Let $p_1$ and $p_0$ be two probability density functions and let the function defined by $$l(y)=\frac{p_1(y)}{p_0(y)}$$ be the probability ratio function.
Random variable $Y$ has a density function $p_0$ and the following integral is calculated:
$$\Theta=\int_{\{y:\,l(y)\leq t\}} p_1(y)\mathrm{d}y=\int_{\{y:\,l(y)\leq t\}} \frac{p_1(y)}{p_0(y)}p_0(y)\mathrm{d}y=\int_{\{y:\,l(y)\leq t\}} l(y)p_0(y)\mathrm{d}y=E_{P_0}[l(Y)|l\leq t]$$
I read in a course material that if one makes the the change of variable as $x=l(y)$, then the same integral can be written as
$$\Theta=\int_{0}^t x p_{l}(x)\mathrm{d}x=E_{P_l}[l|l\leq t]$$
where $p_l$ is the density of the random variable $l(Y)$. Remember that $Y$ is distributed as $P_0$, which accepts the density $p_0$.
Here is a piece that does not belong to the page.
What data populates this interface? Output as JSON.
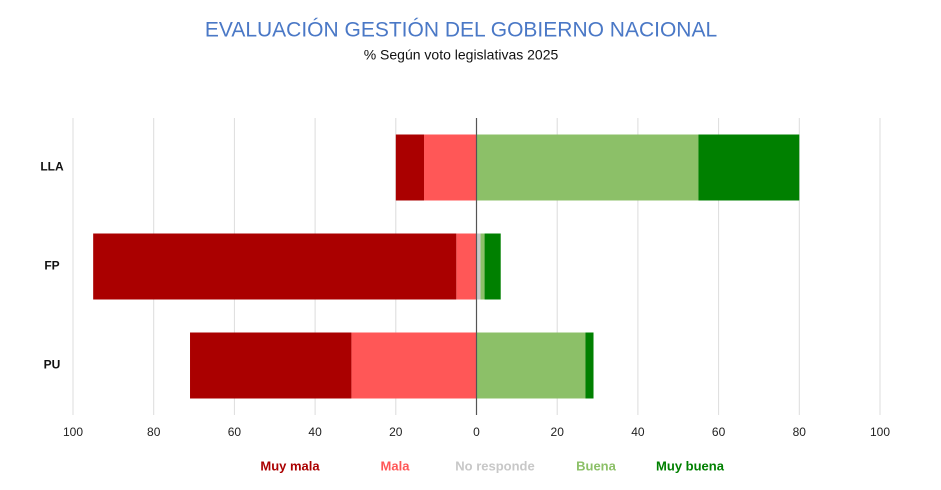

The question is how to show that indeed $$E_{P_0}[l(Y)|l\leq t]=E_{P_l}[l|l\leq t]$$
Supplementary information (if necessary):
I tried to show this with no success. What I know is the following:
$$\Theta^{'}=\int_{\{y:\,l(y)\geq t\}} p_0(y)\mathrm{d}y=\int_{t}^\infty p_l(x)\mathrm{d}x$$
where again $p_l$ is the density of $l(Y)$, when $Y\sim P_0$. In a similar way and now assuming that $p_l$ is the density of $l(Y)$, when $Y\sim P_1$, one can also write
$$\Theta^{''}=\int_{\{y:\,l(y)\leq t\}} p_1(y)\mathrm{d}y=\int_{0}^t p_l(x)\mathrm{d}x$$
We need $p_l$ to be such a function that the change of variable transformation is: $$p_0(y)= p_l(l(y))\;\left\lvert \frac{\operatorname d l(y)}{\operatorname d y}\right\rvert$$
So $$\begin{align} \int_{\{y:0\leq l(y)\leq t\}} l(y)\,p_0(y)\operatorname d y & = \int_{\{y|0\leq l(y)\leq t\}} l(y)\; p_l(l(y))\;\left\lvert \frac{\operatorname d l(y)}{\operatorname d y}\right\rvert\;\operatorname d y \\ & = \int_0^t x\; p_l(x)\operatorname d x \end{align}$$